Research Article: Insights from deconvolution of cell subtype proportions enhance the interpretation of functional genomic data

Date Published: April 25, 2019

Publisher: Public Library of Science

Author(s): Yu Kong, Deepa Rastogi, Cathal Seoighe, John M. Greally, Masako Suzuki, Gualtiero I. Colombo.


Cell subtype proportion variability between samples contributes significantly to the variation of functional genomic properties such as gene expression or DNA methylation. Although the impact of the variation of cell subtype composition on measured genomic quantities is recognized, and some innovative tools have been developed for the analysis of heterogeneous samples, most functional genomics studies using samples with mixed cell types still ignore the influence of cell subtype proportion variation, or just deal with it as a nuisance variable to be eliminated. Here we demonstrate how harvesting information about cell subtype proportions from functional genomics data can provide insights into cellular changes associated with phenotypes. We focused on two types of mixed cell populations, human blood and mouse kidney. Cell type prediction is well developed in the former, but not currently in the latter. Estimating the cellular repertoire is easier when a reference dataset from purified samples of all cell types in the tissue is available, as is the case for blood. However, reference datasets are not available for most other tissues, such as the kidney. In this study, we showed that the proportion of alterations attributable to changes in the cellular composition varies strikingly in the two disorders (asthma and systemic lupus erythematosus), suggesting that the contribution of cell subtype proportion changes to functional genomic properties can be disease-specific. We also showed that a reference dataset from a single-cell RNA-seq study successfully estimated the cell subtype proportions in mouse kidney and allowed us to distinguish altered cell subtype differences between two different knock-out mouse models, both of which had reported a reduced number of glomeruli compared to their wild-type counterparts. These findings demonstrate that testing for changes in cell subtype proportions between conditions can yield important insights in functional genomics studies.

Partial Text

Assays that test genomic function are used to understand the cellular and genetic differences in phenotypes between individuals. In human disease studies, we invariably test samples that are composed of mixed populations of cell subtypes when performing commonly-used functional genomic assays, including gene expression profiling and assays testing DNA methylation. To date, several cell type deconvolution approaches for genome-wide assays have been published, and applied to test for sample heterogeneity in gene expression [1–7] or DNA methylation [8–15], mostly often in studies of tumors or peripheral blood mononuclear cells (PBMCs) [2,6,7,9,12,13,15–17]. The influence of variability in cellular composition between samples on gene expression patterns has been recognized for decades [18], the associations between immune cell infiltration and prognosis of tumor have been well demonstrated [19–25], and innovative approaches to identify cell-intrinsic changes (those not attributable to cell subtype effects) have been developed [9,12,26–28]. Despite this, many studies still omit even passing consideration of the effects of cell subtype proportion when interpreting results of genome-wide assays. Furthermore, when the influence of cell subtype variation is included in the analysis of functional genomics studies, in most cases the cellular heterogeneity is treated as a nuisance variable, confounding the researchers’ ability to identify cell-intrinsic changes. By treating cell proportion variation as a nuisance variable to exclude, we fail to identify potentially interesting tissue compositional differences associated with disease phenotypes.

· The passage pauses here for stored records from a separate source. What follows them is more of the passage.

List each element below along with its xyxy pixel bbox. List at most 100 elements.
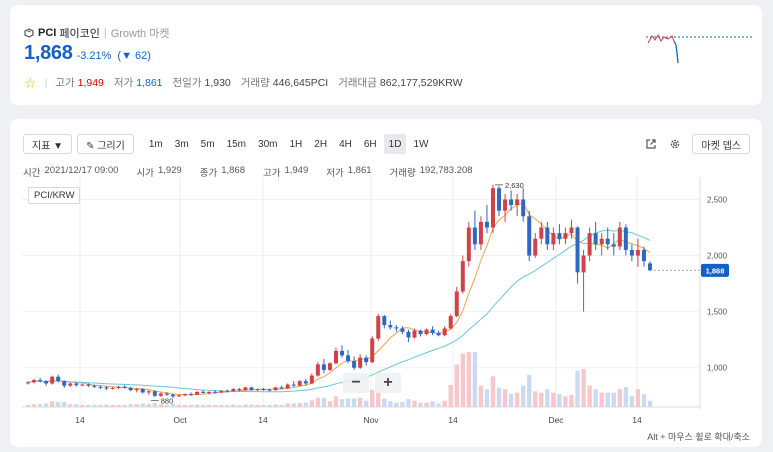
volume-bar	[182, 405, 188, 407]
volume-bar	[430, 401, 435, 407]
indicator-button[interactable]: 지표 ▼	[23, 134, 73, 154]
volume-bar	[508, 394, 514, 407]
candle-body	[104, 387, 109, 389]
candle-body	[74, 383, 79, 386]
volume-bar	[194, 404, 200, 407]
chart-tools-right: 마켓 뎁스	[644, 134, 750, 154]
timeframe-30m[interactable]: 30m	[258, 138, 278, 150]
timeframe-4h[interactable]: 4H	[339, 138, 352, 150]
current-price-badge	[701, 263, 729, 277]
volume-bar	[243, 404, 248, 407]
candle-body	[249, 387, 254, 391]
volume-bar	[466, 352, 472, 407]
volume-bar	[273, 404, 278, 407]
volume-bar	[533, 391, 538, 407]
draw-button[interactable]: ✎ 그리기	[77, 134, 134, 154]
candle-body	[569, 227, 574, 234]
candle-body	[460, 261, 465, 292]
timeframe-1d[interactable]: 1D	[383, 134, 407, 154]
candle-body	[140, 389, 145, 393]
candle-body	[80, 384, 85, 386]
chart-card: 2,500 2,000 1,500 1,000 14 Oct 14 Nov 14 Dec 14 2,6…	[10, 119, 762, 447]
volume-bar	[388, 401, 393, 407]
candle-body	[358, 357, 363, 368]
candle-body	[26, 382, 30, 384]
candlestick-chart[interactable]: 2,500 2,000 1,500 1,000 14 Oct 14 Nov 14 Dec 14 2,6…	[10, 119, 762, 447]
volume-bar	[303, 402, 308, 407]
candle-body	[189, 394, 194, 396]
volume-bar	[623, 387, 629, 407]
info-row: ☆ | 고가 1,949 저가 1,861 전일가 1,930 거래량 446,…	[24, 75, 473, 90]
candle-body	[62, 381, 67, 386]
ma-long-line	[27, 229, 651, 393]
candle-body	[32, 380, 37, 383]
candle-body	[436, 332, 441, 336]
timeframe-2h[interactable]: 2H	[314, 138, 328, 150]
settings-gear-icon[interactable]	[668, 137, 682, 151]
candle-body	[515, 199, 520, 206]
zoom-out-button[interactable]: −	[343, 373, 369, 393]
candle-body	[364, 357, 369, 363]
candle-body	[327, 363, 332, 370]
volume-bar	[291, 403, 296, 407]
title-separator: |	[103, 27, 107, 39]
timeframe-5m[interactable]: 5m	[200, 138, 215, 150]
coin-icon	[24, 28, 34, 38]
candle-body	[599, 238, 604, 245]
title-row: PCI 페이코인 | Growth 마켓	[24, 25, 169, 41]
candle-body	[273, 387, 278, 391]
candle-body	[448, 316, 453, 329]
price-row: 1,868 -3.21% (▼ 62)	[24, 42, 151, 65]
candle-body	[56, 376, 61, 382]
timeframe-15m[interactable]: 15m	[226, 138, 247, 150]
volume-bar	[539, 392, 544, 407]
candle-body	[472, 227, 477, 245]
ohlc-low-label: 저가	[326, 168, 344, 179]
volume-bar	[188, 404, 194, 407]
volume-bar	[164, 404, 170, 407]
coin-name: 페이코인	[59, 28, 100, 40]
candle-body	[146, 391, 151, 393]
candle-body	[412, 330, 417, 338]
candle-body	[340, 350, 345, 356]
volume-bar	[635, 389, 641, 407]
ma-short-line	[27, 202, 651, 396]
favorite-star-icon[interactable]: ☆	[24, 74, 37, 91]
popout-icon[interactable]	[644, 137, 658, 151]
info-separator: |	[44, 76, 48, 89]
turnover-label: 거래대금	[338, 77, 377, 89]
volume-bar	[363, 400, 369, 407]
candle-body	[454, 291, 459, 317]
candle-body	[581, 255, 586, 273]
candle-body	[183, 394, 188, 396]
candle-body	[430, 329, 435, 333]
candle-body	[86, 384, 91, 386]
y-tick-label: 1,500	[707, 308, 728, 317]
market-depth-button[interactable]: 마켓 뎁스	[692, 134, 750, 154]
timeframe-1w[interactable]: 1W	[413, 138, 429, 150]
volume-bar	[327, 401, 333, 407]
volume-bar	[62, 402, 67, 407]
ohlc-high-label: 고가	[262, 168, 281, 179]
zoom-hint: Alt + 마우스 휠로 확대/축소	[647, 432, 750, 442]
y-tick-label: 1,000	[707, 364, 728, 373]
candle-body	[593, 233, 598, 245]
ohlc-readout: 시간 2021/12/17 09:00 시가 1,929 종가 1,868 고가…	[23, 165, 477, 179]
timeframe-1m[interactable]: 1m	[148, 138, 163, 150]
timeframe-3m[interactable]: 3m	[174, 138, 189, 150]
candle-body	[352, 361, 357, 368]
timeframe-1h[interactable]: 1H	[289, 138, 303, 150]
volume-bar	[502, 389, 508, 407]
volume-bar	[460, 353, 465, 407]
x-tick-label: Nov	[363, 415, 379, 425]
timeframe-6h[interactable]: 6H	[363, 138, 377, 150]
volume-bar	[261, 405, 266, 407]
zoom-in-button[interactable]: +	[375, 373, 401, 393]
volume-bar	[285, 403, 290, 407]
volume-bar	[146, 404, 151, 407]
volume-bar	[575, 370, 580, 407]
volume-bar	[557, 394, 562, 407]
volume-bar	[176, 405, 182, 407]
volume-value: 446,645PCI	[272, 76, 329, 89]
y-tick-label: 2,500	[707, 195, 728, 204]
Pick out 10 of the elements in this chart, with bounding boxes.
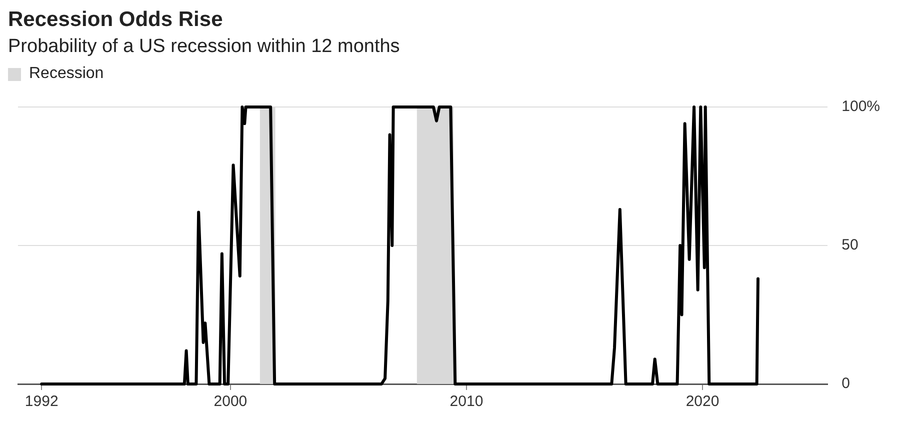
y-tick-label: 50: [842, 236, 858, 254]
x-tick-label: 2010: [450, 393, 484, 410]
chart-title: Recession Odds Rise: [8, 8, 224, 32]
x-tick-label: 1992: [24, 393, 58, 410]
y-tick-label: 100%: [842, 98, 880, 116]
chart-subtitle: Probability of a US recession within 12 months: [8, 36, 401, 58]
x-tick-label: 2000: [214, 393, 248, 410]
y-tick-label: 0: [842, 375, 850, 392]
x-tick-label: 2020: [686, 393, 720, 410]
legend-label: Recession: [29, 65, 104, 83]
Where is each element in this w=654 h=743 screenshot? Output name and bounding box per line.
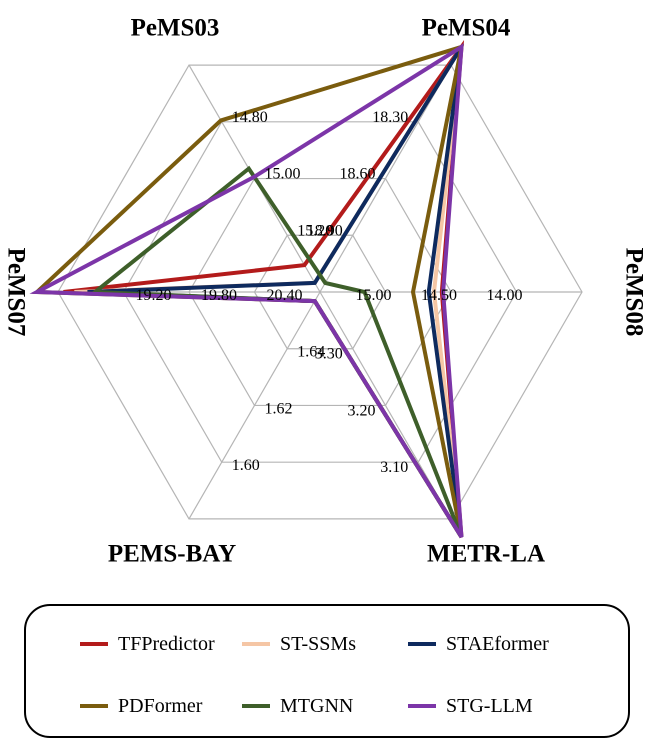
legend-item-pdformer: PDFormer (80, 694, 202, 718)
tick-label-pems03-3: 15.20 (297, 222, 333, 239)
series-stg-llm (29, 43, 464, 539)
tick-label-metr-la-2: 3.20 (348, 402, 376, 419)
legend-swatch-staeformer (408, 642, 436, 646)
tick-label-pems-bay-1: 1.60 (232, 457, 260, 474)
legend-label-pdformer: PDFormer (118, 694, 203, 717)
legend-label-tfpredictor: TFPredictor (118, 632, 215, 655)
spoke-pems04 (319, 64, 452, 293)
legend-swatch-mtgnn (242, 704, 270, 708)
radar-series (29, 39, 465, 539)
axis-title-pems08: PeMS08 (620, 248, 647, 337)
spoke-pems-bay (188, 291, 321, 520)
legend-label-st-ssms: ST-SSMs (280, 632, 356, 655)
axis-title-metr-la: METR-LA (427, 541, 545, 568)
legend-item-tfpredictor: TFPredictor (80, 632, 215, 656)
radar-axis-titles: PeMS03 PeMS04 PeMS08 METR-LA PEMS-BAY PeMS07 (2, 15, 647, 568)
tick-label-pems07-3: 20.40 (267, 287, 303, 304)
legend-item-stg-llm: STG-LLM (408, 694, 533, 718)
tick-label-pems03-1: 14.80 (232, 109, 268, 126)
tick-label-metr-la-3: 3.30 (315, 346, 343, 363)
tick-label-pems04-3: 18.90 (307, 222, 343, 239)
tick-label-pems07-2: 19.80 (201, 287, 237, 304)
legend-swatch-tfpredictor (80, 642, 108, 646)
legend-swatch-pdformer (80, 704, 108, 708)
axis-title-pems-bay: PEMS-BAY (108, 541, 236, 568)
tick-label-pems08-3: 15.00 (356, 287, 392, 304)
legend: TFPredictor ST-SSMs STAEformer PDFormer MTGN… (24, 604, 630, 738)
tick-label-metr-la-1: 3.10 (380, 459, 408, 476)
tick-label-pems03-2: 15.00 (265, 166, 301, 183)
legend-item-st-ssms: ST-SSMs (242, 632, 356, 656)
axis-title-pems03: PeMS03 (131, 15, 220, 42)
axis-title-pems07: PeMS07 (2, 248, 29, 337)
legend-swatch-st-ssms (242, 642, 270, 646)
spoke-metr-la (319, 291, 452, 520)
legend-label-stg-llm: STG-LLM (446, 694, 533, 717)
axis-title-pems04: PeMS04 (422, 15, 511, 42)
legend-swatch-stg-llm (408, 704, 436, 708)
tick-label-pems04-2: 18.60 (340, 166, 376, 183)
tick-label-pems08-2: 14.50 (421, 287, 457, 304)
tick-label-pems-bay-2: 1.62 (265, 400, 293, 417)
tick-label-pems07-1: 19.20 (136, 287, 172, 304)
tick-label-pems08-1: 14.00 (487, 287, 523, 304)
legend-item-mtgnn: MTGNN (242, 694, 353, 718)
tick-label-pems-bay-3: 1.64 (297, 344, 325, 361)
legend-item-staeformer: STAEformer (408, 632, 549, 656)
tick-label-pems04-1: 18.30 (372, 109, 408, 126)
radar-tick-labels: 14.80 15.00 15.20 18.30 18.60 18.90 14.00 14.50… (136, 109, 523, 476)
series-mtgnn (89, 165, 464, 539)
legend-label-staeformer: STAEformer (446, 632, 549, 655)
legend-label-mtgnn: MTGNN (280, 694, 354, 717)
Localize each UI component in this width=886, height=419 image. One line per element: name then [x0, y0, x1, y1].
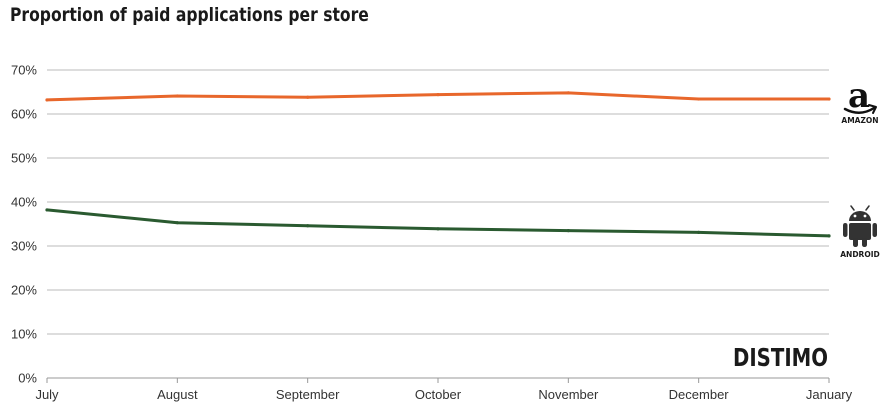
x-axis: July August September October November Decemb…: [35, 378, 853, 402]
x-tick-label: July: [35, 387, 59, 402]
x-tick-label: October: [415, 387, 462, 402]
data-point-amazon: [45, 98, 49, 102]
data-point-amazon: [697, 97, 701, 101]
y-tick-label: 50%: [11, 151, 37, 166]
y-tick-label: 60%: [11, 107, 37, 122]
data-point-android: [45, 208, 49, 212]
data-point-amazon: [827, 97, 831, 101]
y-tick-label: 10%: [11, 327, 37, 342]
y-tick-label: 30%: [11, 239, 37, 254]
grid-lines: [47, 69, 829, 379]
legend-label-android: ANDROID: [840, 250, 879, 259]
data-point-amazon: [566, 91, 570, 95]
data-point-android: [827, 234, 831, 238]
series-lines: [45, 91, 831, 238]
data-point-android: [436, 227, 440, 231]
x-tick-label: September: [276, 387, 340, 402]
svg-text:a: a: [848, 76, 870, 116]
data-point-amazon: [436, 93, 440, 97]
y-tick-label: 40%: [11, 195, 37, 210]
y-tick-label: 0%: [18, 371, 37, 386]
y-tick-label: 20%: [11, 283, 37, 298]
android-robot-icon: [843, 205, 877, 247]
y-tick-label: 70%: [11, 63, 37, 78]
x-tick-label: August: [157, 387, 198, 402]
data-point-amazon: [175, 94, 179, 98]
data-point-amazon: [306, 95, 310, 99]
x-tick-label: November: [538, 387, 599, 402]
legend-android: ANDROID: [840, 205, 880, 259]
chart-title: Proportion of paid applications per stor…: [10, 4, 369, 26]
legend-amazon: a AMAZON: [841, 76, 878, 125]
data-point-android: [566, 229, 570, 233]
legend-label-amazon: AMAZON: [841, 116, 878, 125]
data-point-android: [306, 224, 310, 228]
x-tick-label: January: [806, 387, 853, 402]
distimo-watermark: DISTIMO: [733, 343, 828, 372]
series-line-android: [45, 208, 831, 238]
amazon-logo-icon: a: [843, 76, 877, 116]
data-point-android: [697, 230, 701, 234]
y-axis: 0% 10% 20% 30% 40% 50% 60% 70%: [11, 63, 37, 386]
data-point-android: [175, 221, 179, 225]
x-tick-label: December: [669, 387, 730, 402]
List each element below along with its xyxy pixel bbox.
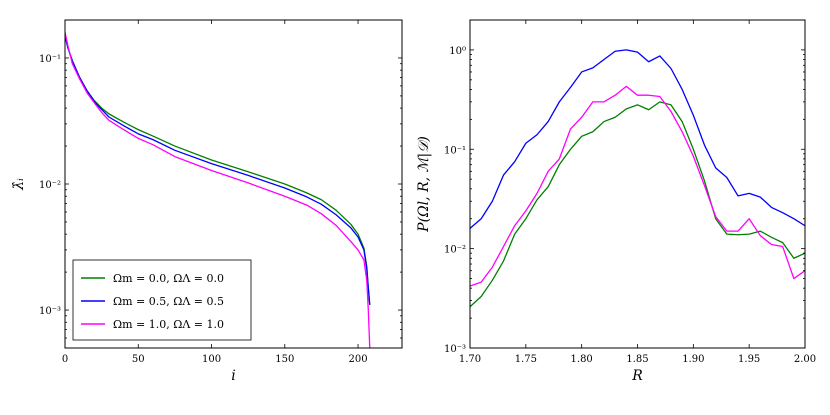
- y-tick-label: 10⁻³: [39, 306, 61, 317]
- y-axis-label: P(Ωl, R, ℳ|𝒟): [416, 136, 432, 233]
- x-tick-label: 1.95: [738, 354, 760, 365]
- x-tick-label: 1.80: [571, 354, 593, 365]
- axes-frame: [469, 19, 806, 349]
- legend-label-0: Ωm = 0.0, ΩΛ = 0.0: [113, 272, 224, 285]
- x-tick-label: 100: [202, 354, 221, 365]
- right-panel: 1.70 1.75 1.80 1.85 1.90 1.95 2.00 10⁻³ 10⁻² 10⁻¹…: [416, 19, 816, 384]
- x-tick-label: 0: [62, 354, 68, 365]
- y-tick-label: 10⁰: [449, 46, 466, 57]
- series-line-1: [65, 35, 371, 305]
- y-axis-label: λ̂ᵢ: [11, 178, 27, 191]
- y-tick-label: 10⁻¹: [39, 54, 61, 65]
- y-tick-label: 10⁻²: [444, 245, 466, 256]
- y-tick-label: 10⁻¹: [444, 145, 466, 156]
- legend: Ωm = 0.0, ΩΛ = 0.0 Ωm = 0.5, ΩΛ = 0.5 Ωm =…: [72, 259, 252, 341]
- legend-label-1: Ωm = 0.5, ΩΛ = 0.5: [113, 295, 224, 308]
- y-tick-label: 10⁻³: [444, 344, 466, 355]
- x-tick-label: 1.75: [515, 354, 537, 365]
- y-tick-label: 10⁻²: [39, 180, 61, 191]
- x-tick-label: 2.00: [794, 354, 816, 365]
- series-line-2: [65, 32, 371, 348]
- series-group: [470, 49, 805, 308]
- series-line-1: [470, 49, 805, 229]
- x-axis-label: R: [631, 368, 643, 384]
- x-tick-label: 1.85: [626, 354, 648, 365]
- x-tick-label: 150: [275, 354, 294, 365]
- x-tick-label: 200: [348, 354, 367, 365]
- series-line-2: [470, 85, 805, 287]
- x-tick-label: 1.90: [682, 354, 704, 365]
- x-axis-label: i: [231, 368, 235, 384]
- left-panel: 0 50 100 150 200 10⁻³ 10⁻² 10⁻¹ i λ̂ᵢ Ωm = 0.0, ΩΛ…: [11, 19, 403, 384]
- series-line-0: [470, 101, 805, 308]
- legend-box: [72, 259, 252, 341]
- x-tick-label: 1.70: [459, 354, 481, 365]
- legend-label-2: Ωm = 1.0, ΩΛ = 1.0: [113, 318, 224, 331]
- series-group: [65, 32, 371, 348]
- x-tick-label: 50: [132, 354, 145, 365]
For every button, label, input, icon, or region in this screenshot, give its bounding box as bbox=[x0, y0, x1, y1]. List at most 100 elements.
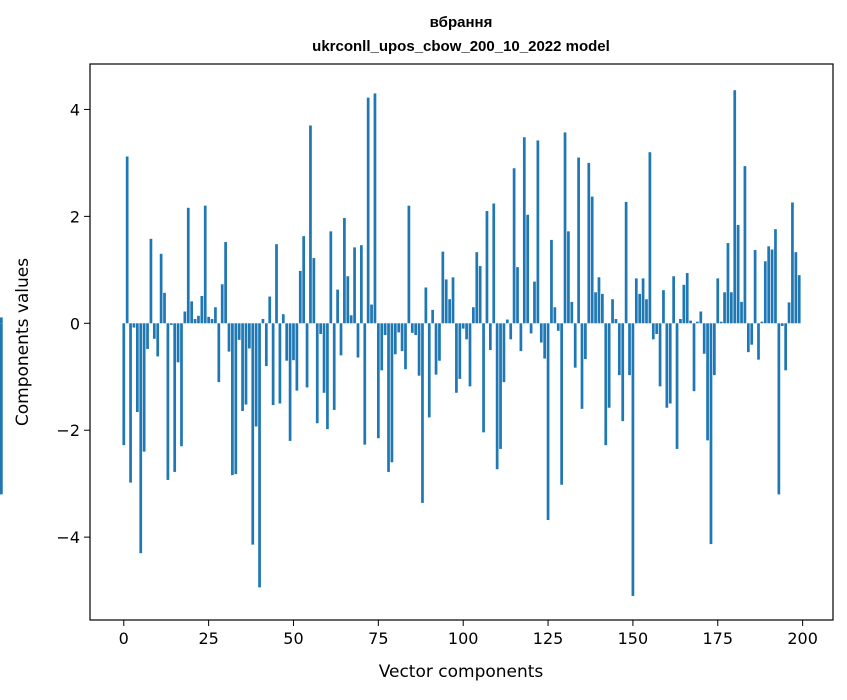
bar bbox=[353, 247, 356, 324]
bar bbox=[746, 323, 750, 353]
bar bbox=[522, 137, 526, 324]
y-axis-label: Components values bbox=[13, 258, 33, 426]
bar bbox=[288, 323, 292, 441]
bar bbox=[651, 323, 655, 340]
bar bbox=[753, 250, 757, 324]
bar bbox=[207, 316, 210, 324]
bar bbox=[400, 323, 404, 352]
bar bbox=[224, 242, 227, 324]
bar bbox=[567, 231, 570, 324]
bar bbox=[794, 252, 798, 324]
bar bbox=[444, 279, 448, 324]
x-tick-label: 175 bbox=[702, 629, 733, 648]
bar bbox=[315, 323, 319, 424]
bar bbox=[628, 323, 631, 376]
bar bbox=[797, 275, 801, 324]
bar bbox=[203, 205, 207, 324]
bar bbox=[441, 251, 445, 324]
bar bbox=[200, 296, 204, 324]
bar bbox=[427, 323, 431, 418]
bar bbox=[366, 97, 370, 324]
bar bbox=[166, 323, 170, 480]
bar bbox=[393, 323, 397, 355]
bar bbox=[0, 323, 3, 495]
x-tick-label: 25 bbox=[198, 629, 218, 648]
bar bbox=[529, 323, 533, 334]
bar bbox=[417, 323, 421, 376]
bar bbox=[577, 157, 580, 324]
bar bbox=[193, 319, 197, 324]
x-axis: 0 25 50 75 100 125 150 175 200 bbox=[119, 620, 818, 648]
bar bbox=[438, 323, 441, 361]
bar bbox=[390, 323, 394, 463]
bar bbox=[774, 229, 777, 324]
bar bbox=[692, 323, 696, 392]
bar bbox=[519, 323, 523, 352]
bar bbox=[716, 278, 720, 324]
y-tick-label: −2 bbox=[56, 421, 80, 440]
bar bbox=[326, 323, 329, 430]
bar bbox=[726, 243, 730, 324]
bar bbox=[410, 323, 414, 333]
bar bbox=[709, 323, 713, 545]
bar bbox=[502, 323, 506, 383]
bar bbox=[404, 323, 407, 370]
bar bbox=[302, 236, 306, 324]
bar bbox=[478, 266, 482, 324]
bar bbox=[173, 323, 177, 472]
bar bbox=[214, 307, 217, 324]
bar bbox=[220, 284, 224, 324]
bar bbox=[465, 323, 468, 340]
bar bbox=[142, 323, 146, 452]
bar bbox=[621, 323, 625, 422]
bar bbox=[675, 323, 679, 449]
bar bbox=[743, 166, 747, 324]
bar bbox=[556, 323, 560, 331]
chart-subtitle: ukrconll_upos_cbow_200_10_2022 model bbox=[312, 38, 610, 55]
bar bbox=[573, 323, 577, 368]
bar bbox=[492, 203, 496, 324]
bar bbox=[414, 323, 418, 336]
bar bbox=[156, 323, 160, 357]
bar bbox=[370, 304, 373, 324]
bar bbox=[261, 319, 265, 324]
bar bbox=[550, 239, 553, 324]
bar bbox=[448, 299, 451, 324]
bar bbox=[268, 296, 272, 324]
bar bbox=[380, 323, 384, 371]
bar bbox=[780, 323, 784, 326]
bar bbox=[499, 323, 502, 449]
bar bbox=[285, 323, 289, 361]
x-tick-label: 200 bbox=[787, 629, 818, 648]
bar bbox=[0, 317, 3, 324]
bar bbox=[197, 315, 200, 324]
bar bbox=[234, 323, 238, 475]
bar bbox=[713, 323, 716, 376]
bar bbox=[543, 323, 547, 359]
bar bbox=[271, 323, 275, 406]
bar bbox=[146, 323, 149, 349]
bar bbox=[468, 323, 472, 387]
bar bbox=[607, 323, 611, 408]
bar bbox=[244, 323, 248, 405]
bar bbox=[645, 299, 648, 324]
bar bbox=[706, 323, 709, 441]
bar bbox=[777, 323, 781, 495]
bar bbox=[210, 319, 214, 324]
bar bbox=[516, 267, 519, 324]
bar bbox=[139, 323, 143, 554]
bar bbox=[122, 323, 126, 446]
bar bbox=[387, 323, 390, 472]
bar bbox=[624, 201, 628, 324]
bar bbox=[601, 293, 604, 324]
bar bbox=[590, 196, 594, 324]
x-axis-label: Vector components bbox=[379, 662, 544, 682]
bar bbox=[546, 323, 550, 521]
bar bbox=[682, 284, 686, 324]
bar bbox=[332, 323, 336, 410]
bar bbox=[227, 323, 231, 352]
bar bbox=[638, 293, 642, 324]
bar bbox=[343, 217, 346, 324]
bar bbox=[689, 320, 692, 324]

By using assays that test expression of genes or microRNAs, the methylation of DNA, chromatin states or other indicators of genomic function, we are generally trying to understand the innate characteristics of the cells tested. Such cell-intrinsic changes can reflect responses to environmental perturbations or genetic mutations, and can be used as clues to the pathogenesis of an associated phenotype. We have referred to this as cellular reprogramming [29], the alteration of the molecular characteristics of a canonical cell type. The possibility that cell subtype proportional heterogeneity could be contributing to the variability in the results of the functional genomics assay is not always considered, but when addressed is generally treated as a confounding variable, with the focus on cell-intrinsic changes of functional genomic properties.